Astronomers using the Hubble Space Telescope have, for the first time, detected carbon dioxide in the atmosphere of a planet orbiting another star.
This is pretty astonishing! Here's the scoop:
CO2 absorbs and emits light at very specific wavelengths in the infrared. Theses wavelengths are like fingerprints, indicating the existence of the gas. Using a near-infrared camera on Hubble, a team led by astronomer Mark Swain (I went to grad school with him! Nice work, Mark!) took data of the planet HD 189733b, which orbits its parent star every 2.2 days. They got a spectrum of the star and the planet at the same time, and then waited until the planet was behind the star and got a spectrum of just the star by its lonesome. By subtracting the star's spectrum from the star+planet spectrum, they got the spectrum of just the planet itself.
That's how they saw the light emitted from the CO2. Now, that sounds easy enough, but in practice this is incredibly difficult and detailed work. I've done work like it, and I'm here tell you this is quite an achievement. It's the first time it's ever been done. As a bonus, they also detected carbon monoxide.
Mind you, this planet is 63 light years away -- that's over 600 trillion kilometers (about 380 trillion miles)!
Almost certainly, these gases are not biotic; that is, weren't created by life. Even though the star is a bit cooler than the Sun, the planet is less than 5 million km (3 million miles) from the star, so it's hot. Most likely, the gases are abiological in origin, but this new result has interesting implications for life. If we do spot a planet that is more suitably situated for life, we might be able to detect the presence of gases indicating that biology is going on. We'll need better telescopes and all that, but think of this current work as a proof-of-concept.

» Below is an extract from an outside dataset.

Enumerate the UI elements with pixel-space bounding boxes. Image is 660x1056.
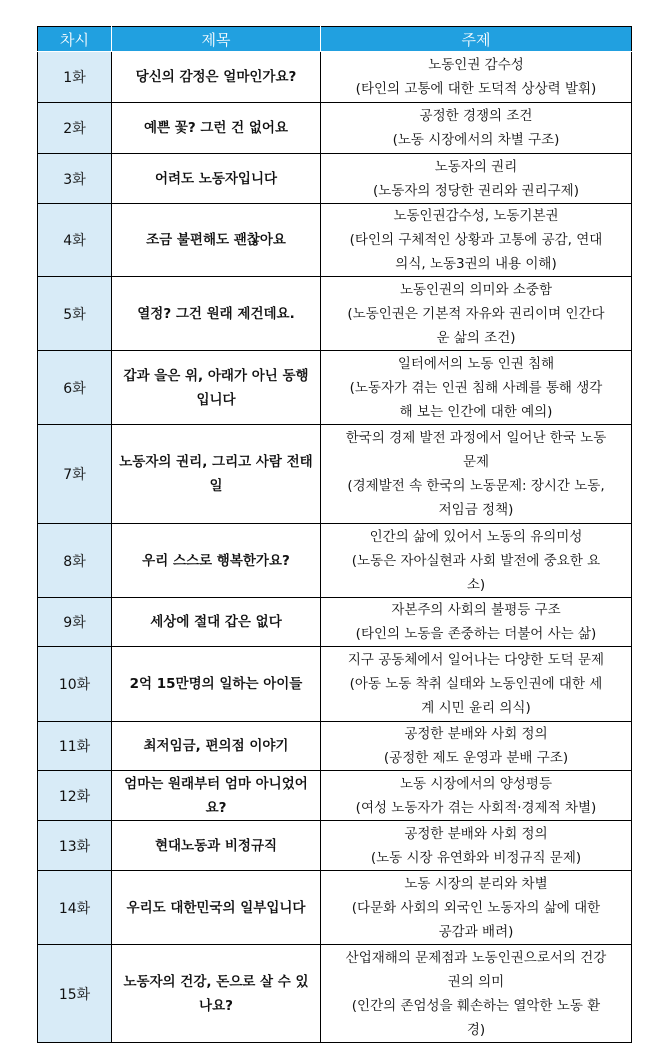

As it happens, methane and water vapor have been detected in this planet's atmosphere as well. Again, they are probably not biological, but this shows that we are getting pretty good at picking through the compositions of alien worlds... and that in this case the planet must have a whopping greenhouse effect going on. And it's not like it needs it, that close to the star.
This is a pretty cool discovery. Along with the other gases detected, and the direct images we've made of planets around other stars, this is a fantastic time to be studying planets. Even ones a long, long way away.